GREAT QUOTES FROM THE NEW YORK TIMES AND THE WASHINGTON POST

Perspective from the 19th Hole is the title I chose for my personal blog, which is meant to give me an outlet for one of my favorite crafts – writing – plus to use an image from my favorite sport, golf.  Out of college, my first job was as a reporter for the Daily Astorian in Astoria, Oregon, and I went on from there to practice writing in all my professional positions, including as press secretary in Washington, D.C. for a Democrat Congressman from Oregon (Les AuCoin), as an Oregon state government manager in Salem and Portland, as press secretary for Oregon’s last Republican governor (Vic Atiyeh), and as a private sector lobbyist.  This blog also allows me to link another favorite pastime – politics and the art of developing public policy – to what I write.  I could have called this blog “Middle Ground,” for that is what I long for in both politics and golf.  The middle ground is often where the best public policy decisions lie.  And it is where you want to be on a golf course.

I now open one of five departments I run with a free hand to manage as I see fit.

This time, it’s the Department of Good Quotes Worth Remembering.

FROM JESSIE WEGMAN:  Wegman, a member of the New York Times editorial board, wrote an excellent column the other day on the felony convictions of presidential candidate Donald Trump.

Without reviewing the entire piece, here is one of best sentences Wegman wrote:

“Donald Trump considers himself to be above the law even as he threatens to wield the law against his enemies if given the chance.”

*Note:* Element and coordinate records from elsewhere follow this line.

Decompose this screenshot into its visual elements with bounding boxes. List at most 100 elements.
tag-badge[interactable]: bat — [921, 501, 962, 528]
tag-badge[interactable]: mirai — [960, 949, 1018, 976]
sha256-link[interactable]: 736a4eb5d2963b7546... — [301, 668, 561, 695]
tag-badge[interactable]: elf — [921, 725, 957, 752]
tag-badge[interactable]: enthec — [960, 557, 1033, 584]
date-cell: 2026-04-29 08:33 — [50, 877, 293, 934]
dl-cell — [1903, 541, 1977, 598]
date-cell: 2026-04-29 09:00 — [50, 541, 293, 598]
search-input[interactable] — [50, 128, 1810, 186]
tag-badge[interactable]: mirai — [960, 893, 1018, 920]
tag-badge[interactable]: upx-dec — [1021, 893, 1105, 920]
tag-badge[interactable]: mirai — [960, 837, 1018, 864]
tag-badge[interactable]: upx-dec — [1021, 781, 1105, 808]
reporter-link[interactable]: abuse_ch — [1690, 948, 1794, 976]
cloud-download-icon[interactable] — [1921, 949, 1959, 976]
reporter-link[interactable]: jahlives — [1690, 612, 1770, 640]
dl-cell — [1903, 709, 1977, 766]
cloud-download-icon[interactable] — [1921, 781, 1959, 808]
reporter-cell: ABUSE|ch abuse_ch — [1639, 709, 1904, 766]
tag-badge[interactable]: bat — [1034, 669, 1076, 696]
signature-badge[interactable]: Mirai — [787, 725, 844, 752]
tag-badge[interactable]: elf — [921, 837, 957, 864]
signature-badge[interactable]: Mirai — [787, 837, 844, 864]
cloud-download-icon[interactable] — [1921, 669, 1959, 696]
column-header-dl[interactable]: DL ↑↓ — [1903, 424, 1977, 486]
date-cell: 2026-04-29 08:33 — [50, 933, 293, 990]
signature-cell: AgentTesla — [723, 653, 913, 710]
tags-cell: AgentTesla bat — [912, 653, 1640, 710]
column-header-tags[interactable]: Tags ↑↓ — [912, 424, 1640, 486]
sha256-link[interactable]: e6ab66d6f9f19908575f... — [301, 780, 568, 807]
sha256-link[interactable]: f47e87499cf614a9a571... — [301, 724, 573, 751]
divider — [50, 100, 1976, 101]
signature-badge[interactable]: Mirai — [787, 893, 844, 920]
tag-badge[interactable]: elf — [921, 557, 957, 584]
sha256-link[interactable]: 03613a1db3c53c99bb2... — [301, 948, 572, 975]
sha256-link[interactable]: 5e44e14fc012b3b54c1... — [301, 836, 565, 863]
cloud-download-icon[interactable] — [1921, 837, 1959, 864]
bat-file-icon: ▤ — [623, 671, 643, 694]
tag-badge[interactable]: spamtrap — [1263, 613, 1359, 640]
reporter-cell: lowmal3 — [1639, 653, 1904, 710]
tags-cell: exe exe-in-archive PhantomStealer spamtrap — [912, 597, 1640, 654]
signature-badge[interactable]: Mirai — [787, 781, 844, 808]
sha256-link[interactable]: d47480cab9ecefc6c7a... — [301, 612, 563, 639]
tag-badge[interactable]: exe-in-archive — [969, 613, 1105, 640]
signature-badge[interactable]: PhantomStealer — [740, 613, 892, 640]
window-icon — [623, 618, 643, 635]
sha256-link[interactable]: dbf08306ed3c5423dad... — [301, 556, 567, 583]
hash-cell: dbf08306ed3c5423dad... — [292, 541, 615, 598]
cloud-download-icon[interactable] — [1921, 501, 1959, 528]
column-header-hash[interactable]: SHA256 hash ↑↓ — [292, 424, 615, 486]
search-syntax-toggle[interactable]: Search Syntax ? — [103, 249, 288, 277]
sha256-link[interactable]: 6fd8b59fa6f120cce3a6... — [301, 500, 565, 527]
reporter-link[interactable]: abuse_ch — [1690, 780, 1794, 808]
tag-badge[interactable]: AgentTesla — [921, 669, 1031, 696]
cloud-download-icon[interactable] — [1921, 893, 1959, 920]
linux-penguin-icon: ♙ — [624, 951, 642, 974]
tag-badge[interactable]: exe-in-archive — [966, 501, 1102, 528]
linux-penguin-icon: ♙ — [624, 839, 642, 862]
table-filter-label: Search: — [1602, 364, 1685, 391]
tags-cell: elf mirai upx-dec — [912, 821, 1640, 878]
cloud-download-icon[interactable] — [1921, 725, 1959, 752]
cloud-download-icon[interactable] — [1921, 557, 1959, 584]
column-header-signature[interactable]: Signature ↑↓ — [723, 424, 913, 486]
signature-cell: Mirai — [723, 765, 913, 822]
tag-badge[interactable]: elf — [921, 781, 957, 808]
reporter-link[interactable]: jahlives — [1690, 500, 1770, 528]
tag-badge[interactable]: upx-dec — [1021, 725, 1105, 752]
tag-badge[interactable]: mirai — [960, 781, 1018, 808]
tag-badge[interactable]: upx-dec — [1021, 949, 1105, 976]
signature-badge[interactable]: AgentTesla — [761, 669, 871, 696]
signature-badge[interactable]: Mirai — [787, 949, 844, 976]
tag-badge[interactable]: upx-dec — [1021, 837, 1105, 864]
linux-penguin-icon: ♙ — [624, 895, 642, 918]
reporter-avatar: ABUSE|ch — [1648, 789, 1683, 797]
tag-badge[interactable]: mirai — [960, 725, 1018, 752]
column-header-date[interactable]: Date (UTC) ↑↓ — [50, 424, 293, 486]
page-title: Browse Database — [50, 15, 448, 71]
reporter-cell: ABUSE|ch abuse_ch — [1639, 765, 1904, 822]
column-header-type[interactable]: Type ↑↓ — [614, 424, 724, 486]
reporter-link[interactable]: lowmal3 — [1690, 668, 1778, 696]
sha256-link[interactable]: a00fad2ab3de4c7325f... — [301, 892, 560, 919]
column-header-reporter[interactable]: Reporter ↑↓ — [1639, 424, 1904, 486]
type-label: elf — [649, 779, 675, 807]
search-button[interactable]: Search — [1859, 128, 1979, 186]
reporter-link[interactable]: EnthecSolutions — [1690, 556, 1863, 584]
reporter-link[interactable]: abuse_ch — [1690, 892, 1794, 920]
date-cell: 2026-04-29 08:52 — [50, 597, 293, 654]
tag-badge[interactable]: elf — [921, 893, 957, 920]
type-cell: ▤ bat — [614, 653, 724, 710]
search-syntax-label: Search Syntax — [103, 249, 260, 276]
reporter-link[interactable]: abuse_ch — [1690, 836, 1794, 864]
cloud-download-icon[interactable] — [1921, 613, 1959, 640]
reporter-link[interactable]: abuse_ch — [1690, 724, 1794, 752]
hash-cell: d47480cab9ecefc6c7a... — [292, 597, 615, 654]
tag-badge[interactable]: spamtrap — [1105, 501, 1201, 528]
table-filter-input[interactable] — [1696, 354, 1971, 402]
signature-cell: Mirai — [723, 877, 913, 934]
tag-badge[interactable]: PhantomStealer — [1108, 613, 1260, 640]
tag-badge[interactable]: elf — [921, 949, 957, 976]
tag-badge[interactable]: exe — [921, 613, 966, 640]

Nothing more needs to be said, though I will add this.  Besides convictions on 34 criminal violations, Trump also stands guilty of this – duplicity.

FROM AARON BLAKE:  In the Washington Post, political analyst Aaron Blake, wrote this:

“Taking a step back, Trump’s tactics are familiar to those who study fascism.  ‘Fascism encourages contempt for democrat institutions, particularly elections, and the rule of law,’ the Public Leadership Institute explained in a 2022 essay

“Instead, it calls on the majority group to turn over power to a strongman and his lieutenants, while glorifying the use of violence in support of fascist myths and goals.’”

There, Blake says it – Trump is a Fascist.  He wants all the power.

Blake adds:  “…every conspiracy theory must occasionally be fertilized.”  So, Republicans set about doing that last Tuesday (in a hearing they called in the House to rail against Trump’s guilty verdicts).

FROM FRANK BRUNI:  In the New York Times, columnist Frank Bruni wrote this this:

“Trump’s a bona fide felon now.  Back in 2016, it was somewhat easier for Americans itching to cast a protest vote to see the vilest of Trump’s behavior and the most vicious of his remarks as theatrical provocations, as a flamboyant show of defiance that wouldn’t amount to all that much.  

“The line between mischief and malice could be blurry, at least if you didn’t care to look closely.

“Eight years later?  There’s nothing blurry about Trump. There’s no mistaking or minimizing the Nazi echoes in his talk of immigrants poisoning the blood of the country or his reference to his critics on the left as vermin.  There’s no shrugging off his invitation to Vladimir Putin to invade NATO allies who didn’t pay their dues and his pledge to use the presidency to take revenge on his enemies.”

FROM DANA MILBANK:  The columnist, Miltank, wrote under this headline:  “As Biden rallies the free world, Trump serves a higher cause – himself.”

Milbank continued:

“In Phoenix, at his first post-conviction campaign rally, Trump portrayed a dark and desperate America.

“The 80th anniversary of D-Day provided the contrast that should define the election.

President Biden went to Normandy and spoke about American greatness.  Donald Trump went to Phoenix and a ‘very sick country.’

“In France, Biden rhapsodized about ‘the story of America’ told by the rows of graves at the Normandy America Cemetery:  ‘Nearly 10,000 heroes buried side by side, officers and enlisted, immigrants and native-born, different races, different faiths, but all Americans.’

“In Phoenix, Trump, invoked the racist ‘great replacement’ conspiracy theory, saying Biden had orchestrated an ‘invasion’ at the border as part of ‘a deliberate demolition of our sovereignty’ because ‘they probably think these people are going to be voting.’”

All four commentators are right.  Now, who do you want vote for later this year?